Thursday, November 1, 2012: 9:45 AM
409 (Convention Center )
Odell L. Glenn Jr. and Michael A Matthews, Chemical Engineering, University of South Carolina, Columbia, SC

Previous work have shown that essential oils such as tea tree oil, lavender oil and lemon oil may act as acaricides, antimicrobial agents or antiseptic agents.  Liquid and supercritical CO2 may be a useful vehicle for delivery of these agents in a variety of indoor environments.  Tea tree oil (TTO) is the essential oil steam-distilled from Metaleuca alternifolia, an Australian native plant.  Several in vitro studies have investigated its antimicrobial properties and in recent years, TTO has become popular as a naturally occurring antimicrobial and antiseptic agent.  Lavender oil is an essential oil obtained by distillation from the flower spikes of certain species of lavender.  Like all essential oils, it is not a pure compound but a mixture of naturally occurring phytochemicals, including linalool and linyl acetate.

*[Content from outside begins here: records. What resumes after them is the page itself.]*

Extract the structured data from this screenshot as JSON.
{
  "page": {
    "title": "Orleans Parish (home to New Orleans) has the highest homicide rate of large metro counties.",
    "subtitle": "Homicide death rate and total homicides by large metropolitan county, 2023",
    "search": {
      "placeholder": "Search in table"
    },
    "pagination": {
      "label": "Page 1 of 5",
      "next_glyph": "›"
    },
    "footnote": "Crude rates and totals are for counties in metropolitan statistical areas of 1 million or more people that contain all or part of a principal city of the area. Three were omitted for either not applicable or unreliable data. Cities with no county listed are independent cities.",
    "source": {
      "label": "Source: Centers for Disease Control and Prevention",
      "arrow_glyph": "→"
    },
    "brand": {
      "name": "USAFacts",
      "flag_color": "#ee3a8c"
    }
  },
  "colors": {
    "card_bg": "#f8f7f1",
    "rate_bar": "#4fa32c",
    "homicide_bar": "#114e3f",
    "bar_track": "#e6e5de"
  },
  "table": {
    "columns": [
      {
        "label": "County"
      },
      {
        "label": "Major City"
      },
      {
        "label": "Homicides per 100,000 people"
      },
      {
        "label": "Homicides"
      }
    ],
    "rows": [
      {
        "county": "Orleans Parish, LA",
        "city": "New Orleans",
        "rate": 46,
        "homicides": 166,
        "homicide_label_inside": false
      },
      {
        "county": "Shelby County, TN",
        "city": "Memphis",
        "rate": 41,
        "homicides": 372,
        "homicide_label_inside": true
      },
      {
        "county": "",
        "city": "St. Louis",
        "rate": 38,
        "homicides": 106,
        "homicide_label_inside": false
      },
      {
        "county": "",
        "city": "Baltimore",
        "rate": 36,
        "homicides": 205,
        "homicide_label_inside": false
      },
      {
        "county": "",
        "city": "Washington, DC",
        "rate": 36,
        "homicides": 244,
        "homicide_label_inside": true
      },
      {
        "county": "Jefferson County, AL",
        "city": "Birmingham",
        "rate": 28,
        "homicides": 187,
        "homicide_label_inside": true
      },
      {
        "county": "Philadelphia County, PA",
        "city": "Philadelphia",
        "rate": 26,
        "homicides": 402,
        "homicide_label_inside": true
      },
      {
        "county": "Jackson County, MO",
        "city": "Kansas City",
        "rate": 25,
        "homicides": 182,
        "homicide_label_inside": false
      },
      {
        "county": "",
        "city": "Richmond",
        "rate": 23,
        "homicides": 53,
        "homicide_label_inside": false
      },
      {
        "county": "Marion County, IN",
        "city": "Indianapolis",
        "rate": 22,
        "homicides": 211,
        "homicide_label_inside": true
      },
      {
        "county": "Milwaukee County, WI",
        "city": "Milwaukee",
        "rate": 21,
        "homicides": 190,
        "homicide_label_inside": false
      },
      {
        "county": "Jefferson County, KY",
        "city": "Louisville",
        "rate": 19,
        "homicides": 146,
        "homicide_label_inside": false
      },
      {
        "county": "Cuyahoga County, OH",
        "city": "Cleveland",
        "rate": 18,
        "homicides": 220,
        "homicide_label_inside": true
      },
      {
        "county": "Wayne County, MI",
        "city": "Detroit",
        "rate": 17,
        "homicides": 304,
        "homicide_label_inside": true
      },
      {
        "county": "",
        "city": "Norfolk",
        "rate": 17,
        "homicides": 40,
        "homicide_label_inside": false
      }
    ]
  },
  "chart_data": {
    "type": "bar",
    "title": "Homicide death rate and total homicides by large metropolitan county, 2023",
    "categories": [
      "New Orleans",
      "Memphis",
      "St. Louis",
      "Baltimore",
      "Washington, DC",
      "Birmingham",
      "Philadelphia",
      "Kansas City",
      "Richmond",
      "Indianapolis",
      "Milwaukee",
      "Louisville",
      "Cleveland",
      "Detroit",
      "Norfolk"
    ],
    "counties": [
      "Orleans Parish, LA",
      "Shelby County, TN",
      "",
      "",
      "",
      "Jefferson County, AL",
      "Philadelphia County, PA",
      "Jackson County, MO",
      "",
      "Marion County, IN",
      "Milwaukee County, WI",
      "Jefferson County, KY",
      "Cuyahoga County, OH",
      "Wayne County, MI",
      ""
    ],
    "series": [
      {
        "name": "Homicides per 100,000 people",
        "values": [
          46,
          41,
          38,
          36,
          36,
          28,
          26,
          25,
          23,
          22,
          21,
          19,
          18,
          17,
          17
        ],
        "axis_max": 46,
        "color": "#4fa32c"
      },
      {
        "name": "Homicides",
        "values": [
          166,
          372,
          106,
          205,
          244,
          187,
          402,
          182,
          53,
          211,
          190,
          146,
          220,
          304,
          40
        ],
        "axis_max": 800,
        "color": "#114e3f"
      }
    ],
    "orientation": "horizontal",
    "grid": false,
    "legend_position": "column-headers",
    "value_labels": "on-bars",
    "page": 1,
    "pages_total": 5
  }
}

Lemon oil is an essential oil extracted from lemon peels. Lemon oil is used in many personal care products, home cleaning products and furniture polishes.  Constituents of lemon oil include limonene, which is responsible for the aroma and citral, for what we recognize as the lemon note in the aroma profile.  We report the solubility of tea tree oil, lavender oil and lemon oil in compressed CO2 at several temperatures and pressures.  The Peng-Robinson equation has been used to model the phase behavior of each binary system.